A number of European Union nations are pushing for a price cap on natural gas used to generate power, but the bloc’s executive arm is warning that any such step would need to avoid boosting demand or subsidizing electricity to foreign consumers, according to Bloomberg.
The European Commission issued the caution ahead of a key ministerial meeting on Tuesday, according to a person familiar with the matter. The bloc’s executive arm is advising EU members that such a price limit would have to be extended to power-importing countries like the UK or Switzerland for it be effective, the person added.
Alternatively, the EU would have to export electricity at a higher price than in domestic trades, a move prohibited in a number of international agreements with partners, said the person, who asked not to be identified as talks on the issue are private. The commission circulated its view in the form of a document summarizing the costs and benefits of such a price cap.

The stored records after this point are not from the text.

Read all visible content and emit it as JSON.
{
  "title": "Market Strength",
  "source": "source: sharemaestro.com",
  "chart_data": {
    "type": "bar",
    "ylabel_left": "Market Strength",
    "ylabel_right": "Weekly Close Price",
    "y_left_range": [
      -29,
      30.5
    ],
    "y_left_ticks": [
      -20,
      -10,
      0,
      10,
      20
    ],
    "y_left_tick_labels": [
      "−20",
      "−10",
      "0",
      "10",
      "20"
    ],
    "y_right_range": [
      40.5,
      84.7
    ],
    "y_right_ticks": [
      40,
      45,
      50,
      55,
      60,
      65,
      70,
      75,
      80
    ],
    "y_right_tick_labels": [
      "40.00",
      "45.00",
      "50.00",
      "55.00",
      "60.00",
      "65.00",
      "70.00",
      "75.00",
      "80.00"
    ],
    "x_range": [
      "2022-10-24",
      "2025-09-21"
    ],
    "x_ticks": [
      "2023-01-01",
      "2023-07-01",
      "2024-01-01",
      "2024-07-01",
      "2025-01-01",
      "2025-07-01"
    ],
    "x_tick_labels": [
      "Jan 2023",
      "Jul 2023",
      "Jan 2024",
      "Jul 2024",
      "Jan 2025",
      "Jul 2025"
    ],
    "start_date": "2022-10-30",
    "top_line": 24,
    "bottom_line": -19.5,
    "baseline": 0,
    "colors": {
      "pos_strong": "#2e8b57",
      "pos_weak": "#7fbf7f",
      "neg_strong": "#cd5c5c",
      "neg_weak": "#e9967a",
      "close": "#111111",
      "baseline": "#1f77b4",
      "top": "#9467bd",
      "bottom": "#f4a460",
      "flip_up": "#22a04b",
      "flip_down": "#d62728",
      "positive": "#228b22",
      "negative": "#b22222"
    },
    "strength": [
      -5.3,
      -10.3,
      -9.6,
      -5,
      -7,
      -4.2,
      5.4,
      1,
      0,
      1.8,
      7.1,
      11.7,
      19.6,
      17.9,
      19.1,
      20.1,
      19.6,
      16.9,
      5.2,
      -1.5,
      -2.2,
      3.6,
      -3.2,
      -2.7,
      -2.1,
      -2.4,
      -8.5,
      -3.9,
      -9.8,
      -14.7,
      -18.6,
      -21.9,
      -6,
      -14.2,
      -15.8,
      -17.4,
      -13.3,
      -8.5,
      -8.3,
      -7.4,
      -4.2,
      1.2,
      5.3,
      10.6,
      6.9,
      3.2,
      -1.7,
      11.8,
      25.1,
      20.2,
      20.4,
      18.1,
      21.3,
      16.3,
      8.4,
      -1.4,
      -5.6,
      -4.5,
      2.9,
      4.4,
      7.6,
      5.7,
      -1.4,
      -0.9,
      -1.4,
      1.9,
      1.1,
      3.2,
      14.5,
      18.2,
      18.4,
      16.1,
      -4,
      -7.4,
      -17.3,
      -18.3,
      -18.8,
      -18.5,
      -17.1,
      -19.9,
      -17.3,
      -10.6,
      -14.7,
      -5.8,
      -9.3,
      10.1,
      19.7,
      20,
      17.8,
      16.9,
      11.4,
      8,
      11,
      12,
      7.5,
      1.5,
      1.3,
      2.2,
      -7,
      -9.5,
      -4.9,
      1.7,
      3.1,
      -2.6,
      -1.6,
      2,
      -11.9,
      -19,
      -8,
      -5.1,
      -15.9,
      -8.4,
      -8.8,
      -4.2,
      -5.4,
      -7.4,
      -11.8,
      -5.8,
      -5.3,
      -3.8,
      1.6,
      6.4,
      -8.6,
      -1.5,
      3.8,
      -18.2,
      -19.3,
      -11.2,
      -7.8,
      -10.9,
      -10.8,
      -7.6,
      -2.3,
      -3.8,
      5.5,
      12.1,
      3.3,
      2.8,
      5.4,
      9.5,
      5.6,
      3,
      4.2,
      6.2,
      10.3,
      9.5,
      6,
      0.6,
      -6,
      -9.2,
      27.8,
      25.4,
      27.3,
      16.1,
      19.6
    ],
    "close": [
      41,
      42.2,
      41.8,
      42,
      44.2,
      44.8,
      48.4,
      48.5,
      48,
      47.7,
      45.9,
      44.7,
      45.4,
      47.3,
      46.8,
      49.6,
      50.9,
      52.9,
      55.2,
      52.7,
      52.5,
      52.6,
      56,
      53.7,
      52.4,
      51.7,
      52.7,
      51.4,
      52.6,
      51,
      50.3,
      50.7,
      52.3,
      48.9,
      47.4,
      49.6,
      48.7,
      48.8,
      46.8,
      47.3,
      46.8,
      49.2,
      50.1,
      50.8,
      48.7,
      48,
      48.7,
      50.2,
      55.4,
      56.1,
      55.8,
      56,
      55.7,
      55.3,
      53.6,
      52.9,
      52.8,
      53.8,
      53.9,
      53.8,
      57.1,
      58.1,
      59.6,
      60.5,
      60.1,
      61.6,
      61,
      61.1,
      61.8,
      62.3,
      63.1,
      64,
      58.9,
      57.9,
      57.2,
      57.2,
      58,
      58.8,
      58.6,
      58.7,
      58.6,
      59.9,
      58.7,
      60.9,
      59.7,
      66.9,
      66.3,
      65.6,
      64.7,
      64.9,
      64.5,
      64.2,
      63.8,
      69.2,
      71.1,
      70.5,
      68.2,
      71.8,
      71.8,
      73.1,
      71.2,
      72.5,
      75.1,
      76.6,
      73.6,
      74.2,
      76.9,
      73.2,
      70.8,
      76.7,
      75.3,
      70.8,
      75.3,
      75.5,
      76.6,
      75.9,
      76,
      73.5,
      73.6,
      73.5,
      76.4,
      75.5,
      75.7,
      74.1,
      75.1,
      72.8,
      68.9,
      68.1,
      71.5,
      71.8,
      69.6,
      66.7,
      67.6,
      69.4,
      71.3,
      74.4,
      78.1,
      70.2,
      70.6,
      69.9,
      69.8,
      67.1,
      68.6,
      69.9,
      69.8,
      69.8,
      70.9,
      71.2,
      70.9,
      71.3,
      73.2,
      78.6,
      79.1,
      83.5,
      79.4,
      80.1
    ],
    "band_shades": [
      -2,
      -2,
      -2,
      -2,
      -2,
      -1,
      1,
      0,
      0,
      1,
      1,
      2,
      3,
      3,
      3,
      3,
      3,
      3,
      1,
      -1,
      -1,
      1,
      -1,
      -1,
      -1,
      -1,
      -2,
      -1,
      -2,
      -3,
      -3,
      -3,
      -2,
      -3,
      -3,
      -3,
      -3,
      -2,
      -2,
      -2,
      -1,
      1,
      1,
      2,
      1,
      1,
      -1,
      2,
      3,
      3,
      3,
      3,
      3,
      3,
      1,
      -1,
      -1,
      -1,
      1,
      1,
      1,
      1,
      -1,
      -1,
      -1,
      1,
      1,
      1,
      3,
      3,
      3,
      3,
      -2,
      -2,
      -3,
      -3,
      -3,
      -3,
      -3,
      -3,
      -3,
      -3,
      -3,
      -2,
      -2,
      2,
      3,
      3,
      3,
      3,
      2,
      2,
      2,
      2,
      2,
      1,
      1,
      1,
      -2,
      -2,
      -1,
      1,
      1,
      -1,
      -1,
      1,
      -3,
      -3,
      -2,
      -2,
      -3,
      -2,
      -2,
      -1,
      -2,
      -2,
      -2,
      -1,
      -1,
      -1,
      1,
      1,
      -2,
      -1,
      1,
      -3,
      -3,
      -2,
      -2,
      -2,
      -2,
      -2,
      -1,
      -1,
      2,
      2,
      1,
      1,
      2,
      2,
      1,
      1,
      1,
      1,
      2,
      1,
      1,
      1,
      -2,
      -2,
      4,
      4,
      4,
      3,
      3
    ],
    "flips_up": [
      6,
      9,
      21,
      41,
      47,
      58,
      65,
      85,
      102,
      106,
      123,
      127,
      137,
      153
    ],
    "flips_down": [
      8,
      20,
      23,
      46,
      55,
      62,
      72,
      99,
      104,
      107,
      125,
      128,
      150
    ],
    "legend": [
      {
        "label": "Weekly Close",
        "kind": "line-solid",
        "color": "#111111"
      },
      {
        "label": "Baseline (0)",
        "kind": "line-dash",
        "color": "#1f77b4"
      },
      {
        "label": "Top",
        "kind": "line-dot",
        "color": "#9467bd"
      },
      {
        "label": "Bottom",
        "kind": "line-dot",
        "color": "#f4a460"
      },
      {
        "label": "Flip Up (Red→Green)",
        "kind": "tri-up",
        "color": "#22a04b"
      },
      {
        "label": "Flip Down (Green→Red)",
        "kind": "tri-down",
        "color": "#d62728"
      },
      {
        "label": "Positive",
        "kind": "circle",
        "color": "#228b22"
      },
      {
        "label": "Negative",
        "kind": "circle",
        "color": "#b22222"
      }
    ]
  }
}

Caps on gas prices top the political agenda in Europe as governments seek to rein in an unprecedented energy crisis triggered by a cut of gas shipments by Russia, the continent’s former biggest supplier.
EU leaders last week agreed to press ahead with a package of measures to lower soaring gas and power bills that fuel inflation, threatening to push the 27-nation bloc into a recession.
Some countries are worried that the EU isn’t moving swiftly enough to address the energy price shocks and market distortions.
“Time matters and we have to be fast, and I won’t hide that I’m slightly disappointed that we’re not going forward as fast as possible,” Jozef Sikela, industry minister for the Czech Republic, which holds the EU’s rotating presidency, told reporters Tuesday. “The game is not over and the winter is coming.”
While a majority of countries are demanding a broad cap on wholesale gas prices – introduced through a corridor on the region’s biggest virtual marketplace – a smaller group of nations wants to limit prices of gas used for electricity generation, similar to a model already implemented by Spain and Portugal.
To enter into force, any EU cap would yet have to be proposed by the commission and then win approval from member states.
Such a process would take at least several weeks. In the first step, the bloc’s energy ministers need to reach an agreement on a regulation proposed by the commission on October 18 and pave the way for market intervention, a move that could take place at an emergency meeting expected toward the end of November.